В 1925 г. между Советским Союзом и Японией были установлены дипломатические отношения, советское правительство признало Портсмутский мирный договор и добросовестно его выполняло. Что касается Японии, то она, разрабатывая планы новой войны, в нарушение условий договора, в 1929 г. поддерживала нападения «белокитайцев» на Китайскую восточную железную дорогу, а в 1931 г. оккупировала Маньчжурию, лишив СССР возможности нормально эксплуатировать КВЖД. На границе наращивалось японское военное присутствие, организовывались учения, постоянно устраивались провокации, попытки проникновения на советскую территорию. Япония явно готовилась к крупномасштабной агрессии. В ее долгосрочные планы входил захват всего Дальнего Востока. Но вначале потребовалась «проба сил». Местом для нее было избрано советское Приморье.

20 июля 1938 г. японский посол в Москве предъявил Советскому правительству требование об отводе советских войск к западу от озера Хасан и передачи Японии сопки Заозерная, якобы принадлежащей территории Маньчжоу-Го. В ноте Советского правительства от 22 июля эти требования отклонялись как ничем не обоснованные. В тот же день кабинет министров Японии утвердил план нападения на СССР в районе озера Хасан. Его ближайшей целью было отторгнуть у Советского Союза стратегически важные высоты, расположенные в 10 км от побережья Тихого океана, откуда можно было держать под постоянным наблюдением и прямым артиллерийским огнем участок советской территории к югу и западу от залива Посьета, угрожать всему побережью в направлении на Владивосток[761].

Вторжение началось 29 июля, когда отряд японцев численностью до роты атаковал пограничный наряд из одиннадцати человек на сопке Безымянная. Подоспевшее на помощь подкрепление сумело отбросить противника. Но 30 и 31 июля нападение повторилось более крупными силами. Японцам удалось потеснить советские части и продвинуться вглубь нашей территории до четырех километров.

Советское командование на Дальнем Востоке спешно сосредоточило в районе Хасана имевшиеся поблизости силы. На 2 августа была намечена общая атака захваченных японцами позиций. Но это наступление не принесло успеха. Советские части понесли большие потери.

Новый штурм начался 6 августа силами двух стрелковых дивизий и механизированной бригады при поддержке артиллерии и авиации. 9 августа после упорных боев советская территория была очищена от неприятеля, государственная граница полностью восстановлена. 10 августа японский посол в Москве запросил мира. На следующий день боевые действия были прекращены[762].

Хасанский «опыт» заставил японское правительство отложить «большую войну» против Советского Союза. Но теперь объектом агрессии оказалась Монголия. Ее захват позволил бы японцам выйти к границам СССР в районе Иркутска и озера Байкал, тем самым подготовив плацдарм для дальнейшего продвижения на Дальний Восток.

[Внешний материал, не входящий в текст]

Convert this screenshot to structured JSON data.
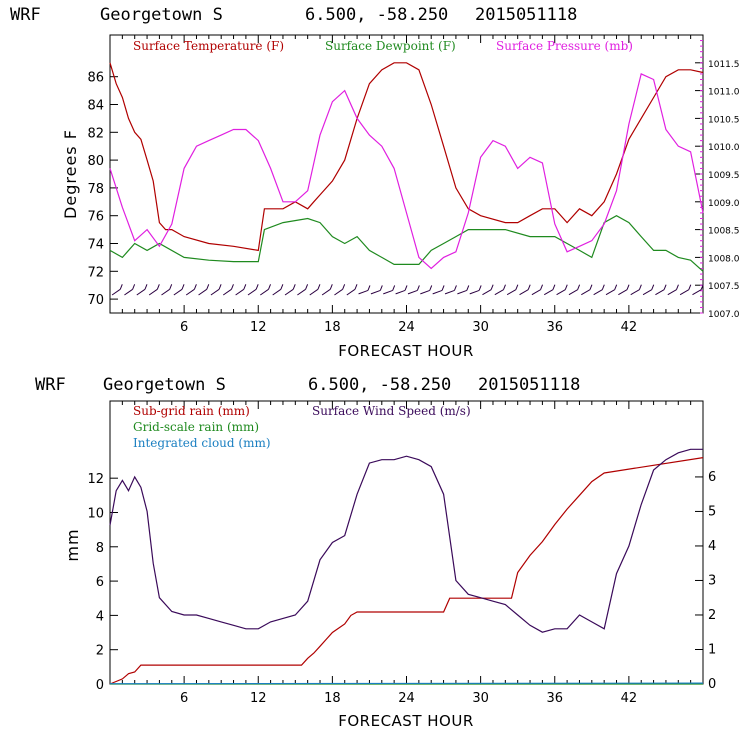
{
  "chart_data": [
    {
      "type": "line",
      "header": {
        "model": "WRF",
        "location": "Georgetown S",
        "coords": "6.500, -58.250",
        "init": "2015051118"
      },
      "xlabel": "FORECAST HOUR",
      "ylabel": "Degrees F",
      "xlim": [
        0,
        48
      ],
      "ylim": [
        69,
        89
      ],
      "y2lim": [
        1007.0,
        1012.0
      ],
      "xticks": [
        6,
        12,
        18,
        24,
        30,
        36,
        42
      ],
      "yticks": [
        70,
        72,
        74,
        76,
        78,
        80,
        82,
        84,
        86
      ],
      "y2ticks": [
        "1007.0",
        "1007.5",
        "1008.0",
        "1008.5",
        "1009.0",
        "1009.5",
        "1010.0",
        "1010.5",
        "1011.0",
        "1011.5"
      ],
      "series": [
        {
          "name": "Surface Temperature (F)",
          "color": "#b00000",
          "axis": "left",
          "x": [
            0,
            0.5,
            1,
            1.5,
            2,
            2.5,
            3,
            3.5,
            4,
            4.5,
            5,
            6,
            8,
            10,
            12,
            12.5,
            14,
            15,
            16,
            16.5,
            17,
            18,
            19,
            20,
            21,
            22,
            23,
            24,
            25,
            26,
            27,
            28,
            29,
            30,
            32,
            33,
            34,
            35,
            36,
            37,
            38,
            39,
            40,
            41,
            42,
            43,
            44,
            45,
            46,
            47,
            48
          ],
          "y": [
            87,
            85.5,
            84.5,
            83,
            82,
            81.5,
            80,
            78.5,
            75.5,
            75,
            75,
            74.5,
            74,
            73.8,
            73.5,
            76.5,
            76.5,
            77,
            76.5,
            77,
            77.5,
            78.5,
            80,
            83,
            85.5,
            86.5,
            87,
            87,
            86.5,
            84,
            81,
            78,
            76.5,
            76,
            75.5,
            75.5,
            76,
            76.5,
            76.5,
            75.5,
            76.5,
            76,
            77,
            79,
            81.5,
            83,
            84.5,
            86,
            86.5,
            86.5,
            86.3
          ]
        },
        {
          "name": "Surface Dewpoint (F)",
          "color": "#1f8a1f",
          "axis": "left",
          "x": [
            0,
            1,
            2,
            3,
            4,
            6,
            8,
            10,
            12,
            12.5,
            14,
            16,
            17,
            18,
            19,
            20,
            21,
            22,
            23,
            24,
            25,
            26,
            27,
            28,
            29,
            30,
            32,
            34,
            36,
            37,
            38,
            39,
            40,
            41,
            42,
            43,
            44,
            45,
            46,
            47,
            48
          ],
          "y": [
            73.5,
            73,
            74,
            73.5,
            74,
            73,
            72.8,
            72.7,
            72.7,
            75,
            75.5,
            75.8,
            75.5,
            74.5,
            74,
            74.5,
            73.5,
            73,
            72.5,
            72.5,
            72.5,
            73.5,
            74,
            74.5,
            75,
            75,
            75,
            74.5,
            74.5,
            74,
            73.5,
            73,
            75.5,
            76,
            75.5,
            74.5,
            73.5,
            73.5,
            73,
            72.8,
            72
          ]
        },
        {
          "name": "Surface Pressure (mb)",
          "color": "#e020e0",
          "axis": "right",
          "x": [
            0,
            1,
            2,
            3,
            4,
            5,
            6,
            7,
            8,
            9,
            10,
            11,
            12,
            13,
            14,
            15,
            16,
            17,
            18,
            19,
            20,
            21,
            22,
            23,
            24,
            25,
            26,
            27,
            28,
            29,
            30,
            31,
            32,
            33,
            34,
            35,
            36,
            37,
            38,
            39,
            40,
            41,
            42,
            43,
            44,
            45,
            46,
            47,
            48
          ],
          "y": [
            1009.6,
            1008.9,
            1008.3,
            1008.5,
            1008.2,
            1008.6,
            1009.6,
            1010.0,
            1010.1,
            1010.2,
            1010.3,
            1010.3,
            1010.1,
            1009.6,
            1009.0,
            1009.0,
            1009.2,
            1010.2,
            1010.8,
            1011.0,
            1010.5,
            1010.2,
            1010.0,
            1009.6,
            1008.8,
            1008.0,
            1007.8,
            1008.0,
            1008.1,
            1008.8,
            1009.8,
            1010.1,
            1010.0,
            1009.6,
            1009.8,
            1009.7,
            1008.6,
            1008.1,
            1008.2,
            1008.3,
            1008.6,
            1009.2,
            1010.4,
            1011.3,
            1011.2,
            1010.3,
            1010.0,
            1009.9,
            1008.8
          ]
        }
      ],
      "wind_barbs_row": {
        "y": 70.5,
        "count": 48
      }
    },
    {
      "type": "line",
      "header": {
        "model": "WRF",
        "location": "Georgetown S",
        "coords": "6.500, -58.250",
        "init": "2015051118"
      },
      "xlabel": "FORECAST HOUR",
      "ylabel": "mm",
      "xlim": [
        0,
        48
      ],
      "ylim": [
        0,
        16.5
      ],
      "y2lim": [
        0,
        8.2
      ],
      "xticks": [
        6,
        12,
        18,
        24,
        30,
        36,
        42
      ],
      "yticks": [
        0,
        2,
        4,
        6,
        8,
        10,
        12
      ],
      "y2ticks": [
        0,
        1,
        2,
        3,
        4,
        5,
        6
      ],
      "series": [
        {
          "name": "Sub-grid rain (mm)",
          "color": "#b00000",
          "axis": "left",
          "x": [
            0,
            1,
            1.5,
            2,
            2.5,
            15.5,
            16,
            16.5,
            17,
            17.5,
            18,
            19,
            19.5,
            20,
            27,
            27.5,
            32.5,
            33,
            34,
            35,
            36,
            37,
            38,
            39,
            40,
            48
          ],
          "y": [
            0,
            0.3,
            0.6,
            0.7,
            1.1,
            1.1,
            1.5,
            1.8,
            2.2,
            2.6,
            3.0,
            3.5,
            4.0,
            4.2,
            4.2,
            5.0,
            5.0,
            6.5,
            7.5,
            8.3,
            9.3,
            10.2,
            11.0,
            11.8,
            12.3,
            13.2
          ]
        },
        {
          "name": "Grid-scale rain (mm)",
          "color": "#1f8a1f",
          "axis": "left",
          "x": [
            0,
            48
          ],
          "y": [
            0,
            0
          ]
        },
        {
          "name": "Integrated cloud (mm)",
          "color": "#1a7fc1",
          "axis": "left",
          "x": [
            0,
            48
          ],
          "y": [
            0.02,
            0.05
          ]
        },
        {
          "name": "Surface Wind Speed (m/s)",
          "color": "#3a0a5a",
          "axis": "right",
          "x": [
            0,
            0.5,
            1,
            1.5,
            2,
            2.5,
            3,
            3.5,
            4,
            5,
            6,
            7,
            8,
            9,
            10,
            11,
            12,
            13,
            14,
            15,
            16,
            17,
            18,
            19,
            20,
            21,
            22,
            23,
            24,
            25,
            26,
            27,
            28,
            29,
            30,
            31,
            32,
            33,
            34,
            35,
            36,
            37,
            38,
            39,
            40,
            41,
            42,
            43,
            44,
            45,
            46,
            47,
            48
          ],
          "y": [
            4.6,
            5.6,
            5.9,
            5.6,
            6.0,
            5.7,
            5.0,
            3.5,
            2.5,
            2.1,
            2.0,
            2.0,
            1.9,
            1.8,
            1.7,
            1.6,
            1.6,
            1.8,
            1.9,
            2.0,
            2.4,
            3.6,
            4.1,
            4.3,
            5.5,
            6.4,
            6.5,
            6.5,
            6.6,
            6.5,
            6.3,
            5.5,
            3.0,
            2.6,
            2.5,
            2.4,
            2.3,
            2.0,
            1.7,
            1.5,
            1.6,
            1.6,
            2.0,
            1.8,
            1.6,
            3.2,
            4.0,
            5.2,
            6.2,
            6.5,
            6.7,
            6.8,
            6.8
          ]
        }
      ]
    }
  ]
}
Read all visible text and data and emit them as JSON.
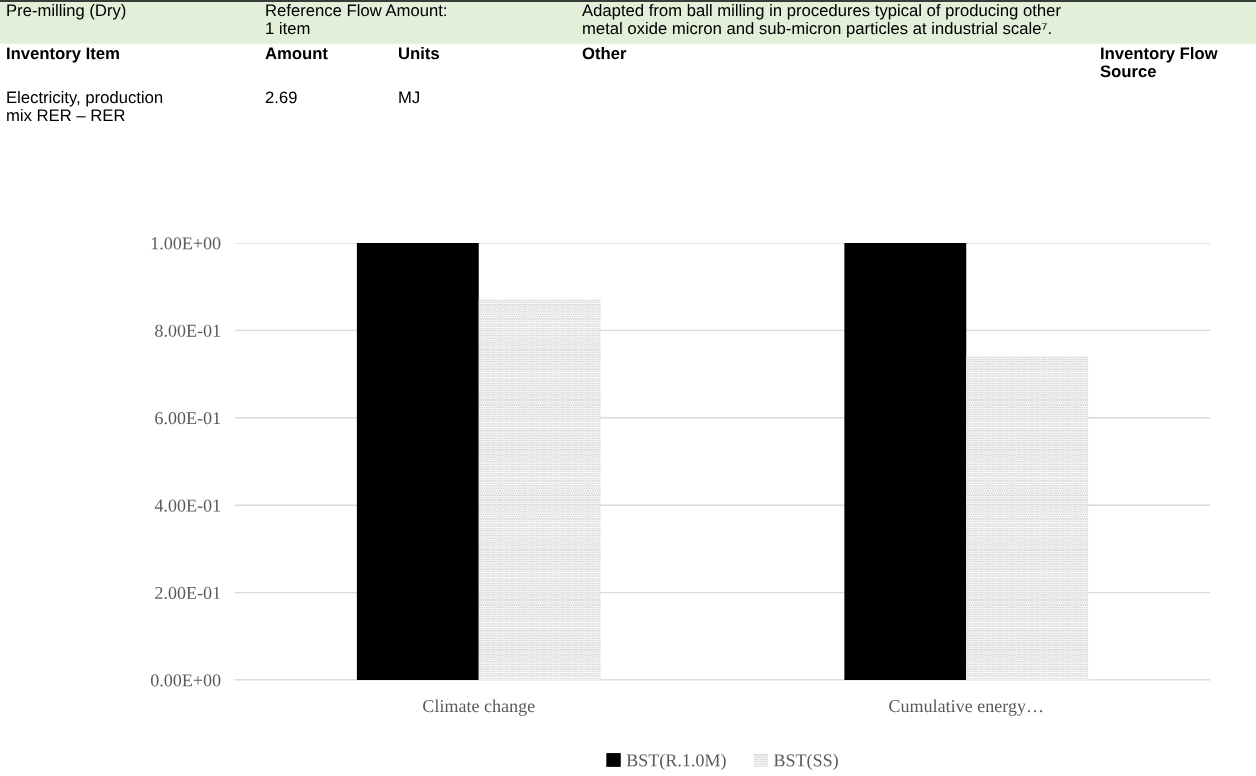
{
  "chart_data": {
    "type": "bar",
    "categories": [
      "Climate change",
      "Cumulative energy…"
    ],
    "series": [
      {
        "name": "BST(R.1.0M)",
        "color": "#000000",
        "values": [
          1.0,
          1.0
        ]
      },
      {
        "name": "BST(SS)",
        "color": "#c8c8c8",
        "values": [
          0.87,
          0.74
        ]
      }
    ],
    "ylim": [
      0,
      1.0
    ],
    "yticks": [
      {
        "value": 0,
        "label": "0.00E+00"
      },
      {
        "value": 0.2,
        "label": "2.00E-01"
      },
      {
        "value": 0.4,
        "label": "4.00E-01"
      },
      {
        "value": 0.6,
        "label": "6.00E-01"
      },
      {
        "value": 0.8,
        "label": "8.00E-01"
      },
      {
        "value": 1.0,
        "label": "1.00E+00"
      }
    ],
    "grid": "y",
    "legend": "bottom",
    "annotations": [
      "Pre-milling (Dry)",
      "Reference Flow Amount:\n1 item",
      "Adapted from ball milling in procedures typical of producing other\nmetal oxide micron and sub-micron particles at industrial scale⁷.",
      "Inventory Item",
      "Amount",
      "Units",
      "Other",
      "Inventory Flow\nSource",
      "Electricity, production\nmix RER – RER",
      "2.69",
      "MJ"
    ]
  }
}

11 мая 1939 г. части Квантунской армии вторглись в пределы Монгольской Народной республики в районе реки Халхин-Гол, у поселка Номон-Хан-Бурд-Обо. Завязались кровопролитные бои. При этом «номон-ханский инцидент» выдавался японской стороной за пограничный конфликт, возникший из-за отсутствия четкой демаркационной линии.

Выполняя долг перед союзником, Советский Союз прислал на помощь монгольской армии свои войска. Командовал объединенной советско-монгольской группировкой комкор Г. К. Жуков. Боевые действия в районе Халхин-Гола продолжались с мая по сентябрь 1939 г. и завершились полным разгромом японцев.

Правительство Японии вынуждено было признать свое поражение. 15 сентября 1939 г. в Москве было подписано советско-японское соглашение о прекращении военных действий, а в июне 1940 г. государственная граница Монгольской Народной Республики была полностью восстановлена.

Следует отметить, что в советской историографии халхин-гольские события, как правило, скромно именуются «военным конфликтом». В то же время многие японские историки признают, что это был отнюдь не конфликт, а самая настоящая локальная война, причем некоторые авторы называют ее «второй японско-русской войной» — по аналогии с войной 1904–1905 гг.[763]

Каким же представлялся этот ставший уже традиционным противник в новых вооруженных конфликтах? Изменился ли образ врага в сознании теперь уже советских бойцов и командиров по сравнению с образом, сложившимся у солдат и офицеров дореволюционной армии? Да и сам неприятель — остался ли он прежним или приобрел новые, неотмеченные ранее черты?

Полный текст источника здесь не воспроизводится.